Mesmo com demissão, oposição quer ouvir Palocci

Por Mário Coelho – congressoemfoco.com.br

Mesmo com o pedido de demissão de Antonio Palocci da Casa Civil, a oposição vai insistir em convidá-lo para prestar depoimento na Câmara por conta do aumento do seu patrimônio em 20 vezes nos quatro anos em que foi deputado. A expectativa é que, a partir de amanhã (8), oposicionistas apresentem requerimentos de convite para o petista comparecer em uma comissão permanente da Casa. Por não ser mais ministro, ele não pode ser convocado pelos deputados. 

“O momento da crise se encerra, mas Palocci continuará a ter de dar explicações ao Parlamento e, principalmente, ao Ministério Público. Vamos encaminhar as seis representações contra o ex-ministro ao MP e a oposição, no momento adequado, vai apresentar convite para que Antonio Palocci venha à Câmara”, disse o líder do DEM, ACM Neto (BA). Para o demista, Palocci perdeu as condições de permanecer no cargo com as denúncias feitas recentemente. “A oposição utilizou instrumentos legais e deu demonstração de que não concorda com a impunidade”, completou.

Com a demissão de Palocci, o presidente da Câmara, Marco Maia (PT-RS), decidiu que vai considerar prejudicado o requerimento de convocação aprovado na Comissão de Agricultura na semana passada. No mesmo dia, ele suspendeu o pedido. A expectativa hoje era que ele cancelasse a decisão do colegiado. Depois, começou uma articulação para que Palocci fosse convidado em alguma comissão permamente. A ideia seria levada ao Palácio do Planalto. No entanto, antes de isso acontecer, o então chefe da Casa Civil renunciou.

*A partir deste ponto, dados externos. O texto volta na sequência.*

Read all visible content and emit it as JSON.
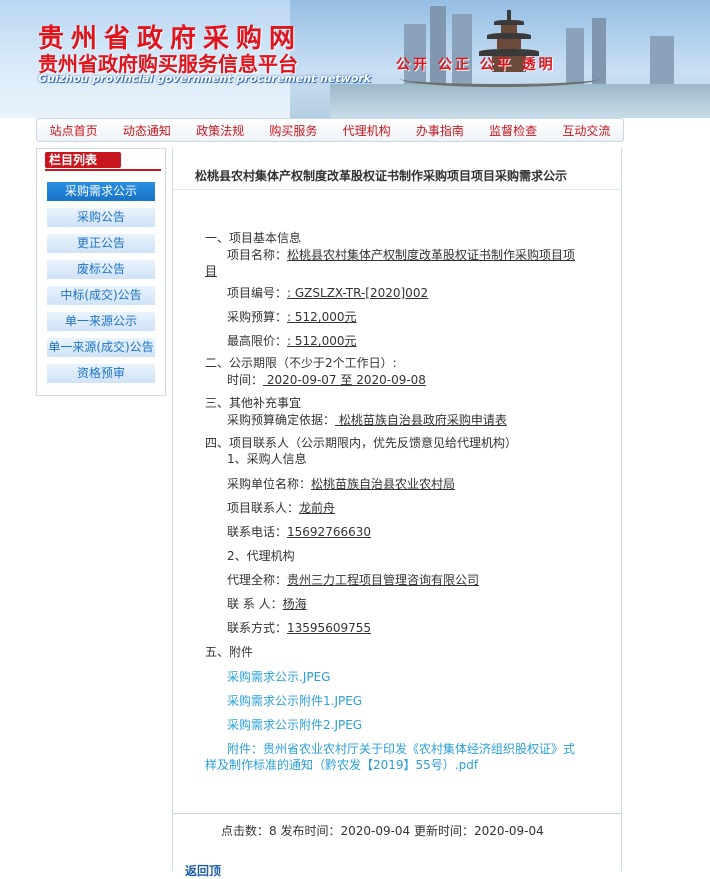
{
  "header": {
    "title": "贵州省政府采购网",
    "subtitle": "贵州省政府购买服务信息平台",
    "english": "Guizhou provincial government procurement network",
    "slogan": "公开  公正  公平  透明"
  },
  "nav": [
    "站点首页",
    "动态通知",
    "政策法规",
    "购买服务",
    "代理机构",
    "办事指南",
    "监督检查",
    "互动交流"
  ],
  "sidebar": {
    "heading": "栏目列表",
    "items": [
      "采购需求公示",
      "采购公告",
      "更正公告",
      "废标公告",
      "中标(成交)公告",
      "单一来源公示",
      "单一来源(成交)公告",
      "资格预审"
    ]
  },
  "article": {
    "title": "松桃县农村集体产权制度改革股权证书制作采购项目项目采购需求公示",
    "s1": "一、项目基本信息",
    "project_name_label": "项目名称：",
    "project_name_a": "松桃县农村集体产权制度改革股权证书制作采购项目项",
    "project_name_b": "目",
    "project_no_label": "项目编号：",
    "project_no": ": GZSLZX-TR-[2020]002",
    "budget_label": "采购预算：",
    "budget": ": 512,000元",
    "max_price_label": "最高限价：",
    "max_price": ": 512,000元",
    "s2": "二、公示期限（不少于2个工作日）:",
    "period_label": "时间：",
    "period": " 2020-09-07 至 2020-09-08",
    "s3": "三、其他补充事宜",
    "basis_label": "采购预算确定依据：",
    "basis": " 松桃苗族自治县政府采购申请表",
    "s4": "四、项目联系人（公示期限内，优先反馈意见给代理机构）",
    "s4_1": "1、采购人信息",
    "buyer_label": "采购单位名称：",
    "buyer": "松桃苗族自治县农业农村局",
    "buyer_contact_label": "项目联系人：",
    "buyer_contact": "龙前舟",
    "buyer_phone_label": "联系电话：",
    "buyer_phone": "15692766630",
    "s4_2": "2、代理机构",
    "agent_label": "代理全称：",
    "agent": "贵州三力工程项目管理咨询有限公司",
    "agent_contact_label": "联  系  人：",
    "agent_contact": "杨海",
    "agent_phone_label": "联系方式：",
    "agent_phone": "13595609755",
    "s5": "五、附件",
    "attachments": [
      "采购需求公示.JPEG",
      "采购需求公示附件1.JPEG",
      "采购需求公示附件2.JPEG"
    ],
    "attachment4_a": "附件：贵州省农业农村厅关于印发《农村集体经济组织股权证》式",
    "attachment4_b": "样及制作标准的通知（黔农发【2019】55号）.pdf"
  },
  "footer": {
    "stats": "点击数：8   发布时间：2020-09-04   更新时间：2020-09-04",
    "back": "返回顶"
  }
}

Para oposicionistas, a demissão de Palocci deve facilitar a investigação sobre o crescimento do seu patrimônio. “A demissão do ministro Antonio Palocci facilita a investigação sobre o seu enriquecimento súbito. Não haverá mais blindagem do governo Dilma na Câmara para convocação, por exemplo; o foro privilegiado acaba e a sociedade não fica refém da decisão do procurador-geral, que foi omisso e se negou a investigar o ministro”, afirmou o deputado Roberto Freire (PPS-SP).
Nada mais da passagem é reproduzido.